Parmi les actions menées, la ville a mis en place des « ateliers du souffle » pour accompagner 950 personnes souffrant d’une ALD (affection longue durée) liée à une insuffisance respiratoire et leur permettre de garder une meilleure qualité de vie.
Le rapport constate que 20% de la population est exposée en permanence à un niveau sonore avoisinant les 80 dBA, ce qui est très inquiétant.

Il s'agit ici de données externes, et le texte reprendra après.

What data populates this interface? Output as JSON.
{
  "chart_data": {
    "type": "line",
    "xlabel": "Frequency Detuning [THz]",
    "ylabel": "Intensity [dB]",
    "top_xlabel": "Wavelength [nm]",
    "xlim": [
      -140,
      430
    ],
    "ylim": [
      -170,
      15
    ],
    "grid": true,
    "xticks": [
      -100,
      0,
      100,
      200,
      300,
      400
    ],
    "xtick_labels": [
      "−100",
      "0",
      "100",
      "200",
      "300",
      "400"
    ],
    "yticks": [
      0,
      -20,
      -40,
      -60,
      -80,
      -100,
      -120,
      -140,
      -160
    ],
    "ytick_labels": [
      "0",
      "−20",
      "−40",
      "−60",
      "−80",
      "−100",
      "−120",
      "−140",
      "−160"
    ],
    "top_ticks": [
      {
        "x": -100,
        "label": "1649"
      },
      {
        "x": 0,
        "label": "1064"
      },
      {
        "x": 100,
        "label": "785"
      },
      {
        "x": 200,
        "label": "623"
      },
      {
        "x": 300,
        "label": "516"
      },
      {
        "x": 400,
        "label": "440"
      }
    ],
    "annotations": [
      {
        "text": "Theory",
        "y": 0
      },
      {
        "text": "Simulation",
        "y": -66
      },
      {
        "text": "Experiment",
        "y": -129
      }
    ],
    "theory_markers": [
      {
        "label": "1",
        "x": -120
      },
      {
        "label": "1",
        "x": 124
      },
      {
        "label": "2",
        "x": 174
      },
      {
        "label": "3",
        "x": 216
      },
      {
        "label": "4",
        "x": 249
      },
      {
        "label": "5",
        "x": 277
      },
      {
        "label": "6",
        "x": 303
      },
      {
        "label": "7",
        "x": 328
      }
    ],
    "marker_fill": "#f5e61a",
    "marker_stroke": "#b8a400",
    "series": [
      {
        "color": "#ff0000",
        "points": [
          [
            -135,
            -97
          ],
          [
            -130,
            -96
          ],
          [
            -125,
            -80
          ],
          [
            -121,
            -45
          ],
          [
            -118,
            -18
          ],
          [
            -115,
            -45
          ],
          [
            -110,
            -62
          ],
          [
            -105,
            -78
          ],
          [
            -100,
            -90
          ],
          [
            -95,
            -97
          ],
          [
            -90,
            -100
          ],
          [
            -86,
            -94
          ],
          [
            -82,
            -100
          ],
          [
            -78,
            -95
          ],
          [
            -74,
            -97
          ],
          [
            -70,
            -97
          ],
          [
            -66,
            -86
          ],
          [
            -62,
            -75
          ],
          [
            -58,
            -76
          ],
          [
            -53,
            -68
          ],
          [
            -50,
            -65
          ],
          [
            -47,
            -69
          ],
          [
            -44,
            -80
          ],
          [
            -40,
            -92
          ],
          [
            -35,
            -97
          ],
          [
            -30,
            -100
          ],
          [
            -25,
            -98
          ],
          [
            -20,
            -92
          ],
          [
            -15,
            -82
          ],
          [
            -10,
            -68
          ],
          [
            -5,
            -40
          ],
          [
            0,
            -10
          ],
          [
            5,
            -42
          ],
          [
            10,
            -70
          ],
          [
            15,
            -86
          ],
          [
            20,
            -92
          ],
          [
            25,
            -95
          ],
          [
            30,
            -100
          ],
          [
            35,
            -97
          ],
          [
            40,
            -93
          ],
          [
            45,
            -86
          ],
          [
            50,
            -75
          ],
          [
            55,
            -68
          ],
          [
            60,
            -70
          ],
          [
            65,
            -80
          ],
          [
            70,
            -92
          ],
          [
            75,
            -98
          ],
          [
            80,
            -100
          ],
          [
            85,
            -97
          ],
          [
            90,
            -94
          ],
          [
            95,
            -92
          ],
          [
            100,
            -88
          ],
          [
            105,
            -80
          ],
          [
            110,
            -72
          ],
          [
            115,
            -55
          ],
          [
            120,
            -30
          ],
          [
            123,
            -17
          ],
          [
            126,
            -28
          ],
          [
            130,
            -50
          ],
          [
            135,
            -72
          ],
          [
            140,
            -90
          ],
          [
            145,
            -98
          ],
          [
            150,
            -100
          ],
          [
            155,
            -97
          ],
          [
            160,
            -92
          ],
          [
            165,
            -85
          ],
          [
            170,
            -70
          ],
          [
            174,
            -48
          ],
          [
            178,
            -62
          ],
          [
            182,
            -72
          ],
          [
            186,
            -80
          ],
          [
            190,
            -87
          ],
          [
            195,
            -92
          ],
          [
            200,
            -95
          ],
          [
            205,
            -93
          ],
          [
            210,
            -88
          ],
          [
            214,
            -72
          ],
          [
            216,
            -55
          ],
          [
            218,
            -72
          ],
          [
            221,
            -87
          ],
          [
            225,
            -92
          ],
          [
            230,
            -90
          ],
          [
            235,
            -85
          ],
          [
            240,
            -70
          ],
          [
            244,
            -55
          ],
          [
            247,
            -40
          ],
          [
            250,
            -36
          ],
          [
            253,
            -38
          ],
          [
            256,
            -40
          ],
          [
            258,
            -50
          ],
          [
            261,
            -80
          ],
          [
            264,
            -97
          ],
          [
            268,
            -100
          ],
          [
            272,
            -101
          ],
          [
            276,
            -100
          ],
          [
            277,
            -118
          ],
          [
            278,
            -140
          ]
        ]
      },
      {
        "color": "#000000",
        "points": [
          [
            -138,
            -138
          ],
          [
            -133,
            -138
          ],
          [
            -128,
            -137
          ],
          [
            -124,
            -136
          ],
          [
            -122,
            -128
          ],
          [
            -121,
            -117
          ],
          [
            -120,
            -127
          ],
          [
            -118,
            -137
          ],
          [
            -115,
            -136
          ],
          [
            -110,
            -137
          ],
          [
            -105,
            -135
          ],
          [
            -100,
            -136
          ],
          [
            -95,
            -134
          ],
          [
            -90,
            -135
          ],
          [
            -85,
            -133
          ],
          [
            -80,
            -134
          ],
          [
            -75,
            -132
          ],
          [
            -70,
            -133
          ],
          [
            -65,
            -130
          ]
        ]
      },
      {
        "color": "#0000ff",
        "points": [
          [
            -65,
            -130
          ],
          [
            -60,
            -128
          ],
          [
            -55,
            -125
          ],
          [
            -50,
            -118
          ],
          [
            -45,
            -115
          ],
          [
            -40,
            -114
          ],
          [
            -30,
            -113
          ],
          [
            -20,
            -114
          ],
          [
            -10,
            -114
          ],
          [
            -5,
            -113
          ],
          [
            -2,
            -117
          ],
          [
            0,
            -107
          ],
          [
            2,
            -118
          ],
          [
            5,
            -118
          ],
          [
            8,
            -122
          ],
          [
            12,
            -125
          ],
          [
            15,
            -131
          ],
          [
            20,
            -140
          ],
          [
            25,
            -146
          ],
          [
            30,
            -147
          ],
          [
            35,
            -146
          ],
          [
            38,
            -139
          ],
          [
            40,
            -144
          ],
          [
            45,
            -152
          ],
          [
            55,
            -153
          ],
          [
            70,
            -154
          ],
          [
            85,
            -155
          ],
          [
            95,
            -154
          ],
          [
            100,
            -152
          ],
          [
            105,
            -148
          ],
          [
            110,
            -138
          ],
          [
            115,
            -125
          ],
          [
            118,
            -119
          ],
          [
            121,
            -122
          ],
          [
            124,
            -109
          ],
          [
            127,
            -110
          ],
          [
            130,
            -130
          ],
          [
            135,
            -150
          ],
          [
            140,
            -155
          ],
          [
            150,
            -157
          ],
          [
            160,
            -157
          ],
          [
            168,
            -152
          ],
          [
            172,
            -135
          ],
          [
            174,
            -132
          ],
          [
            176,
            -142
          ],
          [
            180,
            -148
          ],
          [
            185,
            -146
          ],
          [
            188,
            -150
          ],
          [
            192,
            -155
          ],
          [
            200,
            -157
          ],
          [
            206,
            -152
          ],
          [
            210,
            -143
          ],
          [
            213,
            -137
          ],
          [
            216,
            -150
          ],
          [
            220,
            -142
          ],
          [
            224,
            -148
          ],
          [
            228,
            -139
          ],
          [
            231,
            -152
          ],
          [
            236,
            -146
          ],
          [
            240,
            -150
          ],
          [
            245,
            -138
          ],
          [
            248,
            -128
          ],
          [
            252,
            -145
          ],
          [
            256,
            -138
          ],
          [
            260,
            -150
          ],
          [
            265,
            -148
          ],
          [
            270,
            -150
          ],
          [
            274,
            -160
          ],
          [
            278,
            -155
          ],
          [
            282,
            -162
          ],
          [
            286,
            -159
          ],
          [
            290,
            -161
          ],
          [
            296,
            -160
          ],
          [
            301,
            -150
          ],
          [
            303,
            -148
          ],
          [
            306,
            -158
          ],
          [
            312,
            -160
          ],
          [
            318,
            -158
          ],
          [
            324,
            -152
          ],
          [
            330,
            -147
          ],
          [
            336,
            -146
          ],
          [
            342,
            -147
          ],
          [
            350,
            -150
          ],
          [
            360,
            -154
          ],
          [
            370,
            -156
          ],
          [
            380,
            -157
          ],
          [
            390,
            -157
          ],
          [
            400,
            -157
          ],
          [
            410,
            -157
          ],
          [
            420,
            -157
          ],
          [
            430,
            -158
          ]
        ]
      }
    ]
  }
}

La convention visait à définir des axes de travail d’ici à 2030. A ce titre, Leïla AÏCHI, sénatrice, avocate et membre d’Ecologie Sans Frontière, a tracé des pistes d’action : améliorer la protection juridique des lanceurs d’alerte, poursuivre l’Etat pour non respect des directives européennes fixant des seuils admissibles de polluants, se prémunir contre les conflits d’intérêts….
Paul Lecroart, urbaniste, nous a montré que des alternatives aux voies rapides étaient possibles comme à San Francisco, New York ou Séoul. Dans cette dernière ville, exemple le plus spectaculaire, l’autoroute était construite sur le lit d’une rivière, le maire a relevé le défi et maintenant les habitants se promènent à nouveau au bord de la rivière.
L’association « Périféerique » a présenté son projet d’ouvrir le « Périph » une fois par an aux circulations douces : piétons, vélo, rollers, fauteuil roulant, etc.
D’autres propositions ont émergé :
- Réduire la vitesse sur le périph, d’abord à 70 km /heure, la limiter le soir à 50 km/heure ;
- Changer les types révêtements du bitume pour des procédés nouveaux qui permettent de diminuer le bruit ;
- Aménager les « portes du Périph » pour favoriser les circulations douces ;
- Demander dans nos villes plus de zones 30 (vitesse limitée à 30 km/heure), des voies piétonnes, plus d’arbres, plus de pistes cyclables, dont des pistes qui relient les banlieues entre elles.
- Interdire le passage des camions de fort tonnage dans nos villes et remplacer les camions par le transport fluvial, le ferroutage.
- Aller vers la transformation des voies rapides comme à Séoul, San Francisco, New York, etc.
Je remercie Manuel Domergue et Frédéric Guerrien de leur invitation à cette convention : elle a permis d’engager des coopérations et des mobilisations nouvelles entre habitants, associations, élus des deux côtés du « Périph », pour répondre à des enjeux majeurs de santé et d’aménagement.
La Régie de Quartier d’Aubervilliers devrait prochainement participer à une ballade parisienne sur la « coulée verte » et je me suis engagée à inviter des élus de Paris à découvrir le périph, côté banlieue.